Others have shown that women who have had a hysterectomy are less likely to quit ET 20
as compared to women who have not had a hysterectomy and are using EPT. Contrary to these findings, we did not find that women taking EPT were more willing to discontinue use for 1–2 months prior to mammogram as compared to those women taking ET (p=0.18), although at baseline, more women overall were taking ET (62%) as compared to women taking EPT (38%). Interestingly, it is well recognized that the characteristics of women who take ET may vary from those of women who take EPT on multiple levels. Women who have had a hysterectomy are more likely to be nonwhite, have higher BMI, lower education and income, increased rates of hypertension, diabetes, hypercholesterolemia and depression, and to be less physically active (all P<0.01). 23,24
Despite these differences, we did not find major differences between those women willing to participate based on estrogen dose or type of HT use (ET versus EPT).
Our study has several limitations. We did not collect data on symptom severity before starting HT, as a number of women had been using HT for many years so we could not fully assess symptom severity as a reason for non-participation. We also did not assess women’s understanding regarding HT risks and benefits, or to what degree they had made an informed decision whether to participate or not, based on their understanding of risks.

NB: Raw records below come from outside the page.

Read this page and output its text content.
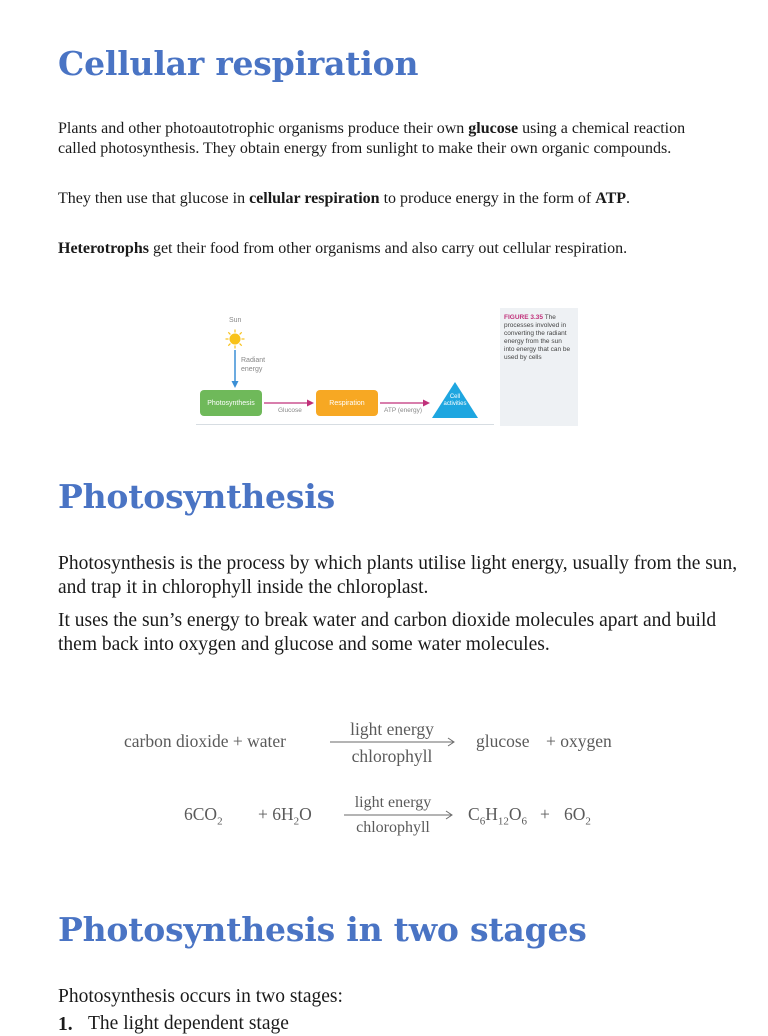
Cellular respiration

Plants and other photoautotrophic organisms produce their own glucose using a chemical reaction called photosynthesis. They obtain energy from sunlight to make their own organic compounds.

They then use that glucose in cellular respiration to produce energy in the form of ATP.

Heterotrophs get their food from other organisms and also carry out cellular respiration.

Sun
Radiant
energy
Photosynthesis
Glucose
Respiration
ATP (energy)
Cell
activities
FIGURE 3.35 The processes involved in converting the radiant energy from the sun into energy that can be used by cells
Photosynthesis

Photosynthesis is the process by which plants utilise light energy, usually from the sun, and trap it in chlorophyll inside the chloroplast.

It uses the sun’s energy to break water and carbon dioxide molecules apart and build them back into oxygen and glucose and some water molecules.

carbon dioxide + water
light energy
chlorophyll
glucose + oxygen
$6CO_2 + 6H_2O$
light energy
chlorophyll
$C_6H_{12}O_6 + 6O_2$
Photosynthesis in two stages

Photosynthesis occurs in two stages:

1. The light dependent stage
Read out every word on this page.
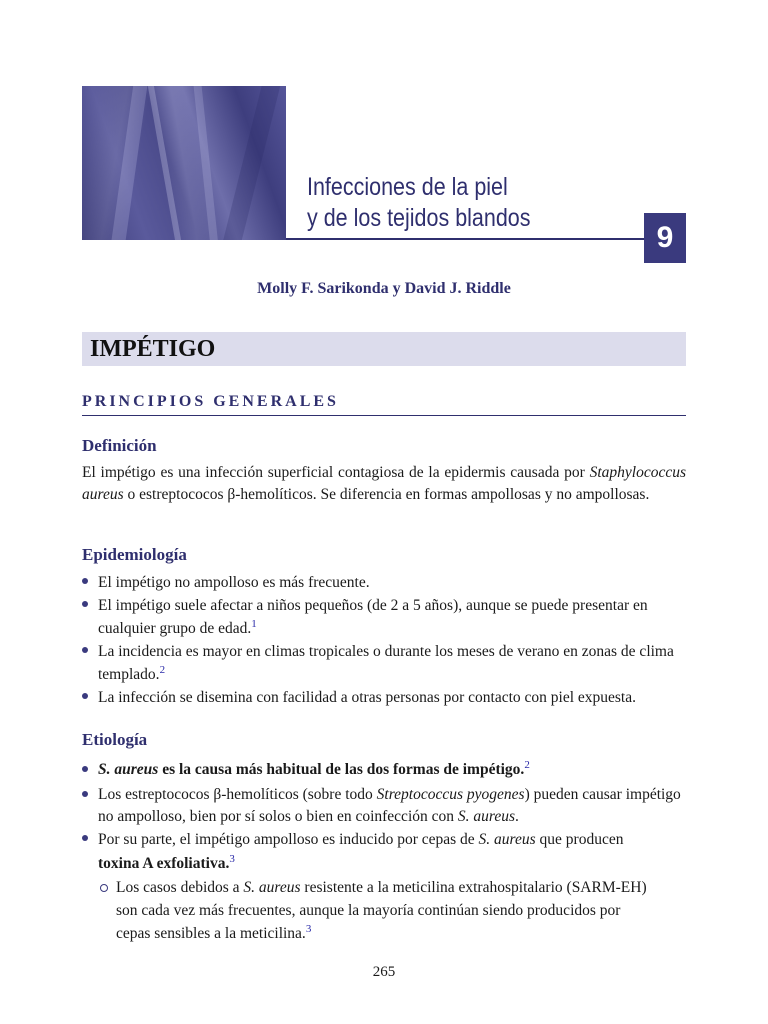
Infecciones de la piel
y de los tejidos blandos
9
Molly F. Sarikonda y David J. Riddle
IMPÉTIGO
PRINCIPIOS GENERALES
Definición

El impétigo es una infección superficial contagiosa de la epidermis causada por Staphylococcus aureus o estreptococos β-hemolíticos. Se diferencia en formas ampollosas y no ampollosas.

Epidemiología
El impétigo no ampolloso es más frecuente.
El impétigo suele afectar a niños pequeños (de 2 a 5 años), aunque se puede presentar en cualquier grupo de edad.$^1$
La incidencia es mayor en climas tropicales o durante los meses de verano en zonas de clima templado.$^2$
La infección se disemina con facilidad a otras personas por contacto con piel expuesta.
Etiología
S. aureus es la causa más habitual de las dos formas de impétigo.$^2$
Los estreptococos β-hemolíticos (sobre todo Streptococcus pyogenes) pueden causar impétigo no ampolloso, bien por sí solos o bien en coinfección con S. aureus.
Por su parte, el impétigo ampolloso es inducido por cepas de S. aureus que producen
toxina A exfoliativa.$^3$
Los casos debidos a S. aureus resistente a la meticilina extrahospitalario (SARM-EH) son cada vez más frecuentes, aunque la mayoría continúan siendo producidos por cepas sensibles a la meticilina.$^3$
265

Several strengths of the study are noted. Despite multiple publications regarding impact of HT discontinuation on breast density and possible mammographic performance, to our knowledge, no one has investigated women’s willingness to stop HT before screening mammogram. We were careful to maintain details regarding study non-participation. Very little is known about whether a woman would be willing to stop HT for 1–2 months if she might have improved breast cancer screening as a result. Although our study did not find improved recall rates among women who stop HT for 1–2 months before mammogram, versus women who continued HT use, we did find a decrease in breast density, particularly among women who stop HT use for 2 months. 25
If a larger study were to find improved accuracy of mammogram screening with short-term HT cessation, our study is an important reminder that many women are unwilling to stop HT regardless of potential benefits. Currently, targeting HT discontinuation before mammogram to a sub-population of women does not appear feasible as most characteristics between those willing to stop HT for 1–2 months and women unwilling to stop HT varied little. However, with additional patient education regarding breast cancer risks, it is unknown whether high-risk groups (i.e. women on EPT with a first degree relative with breast cancer) might be more willing to attempt short term HT cessation prior to mammogram.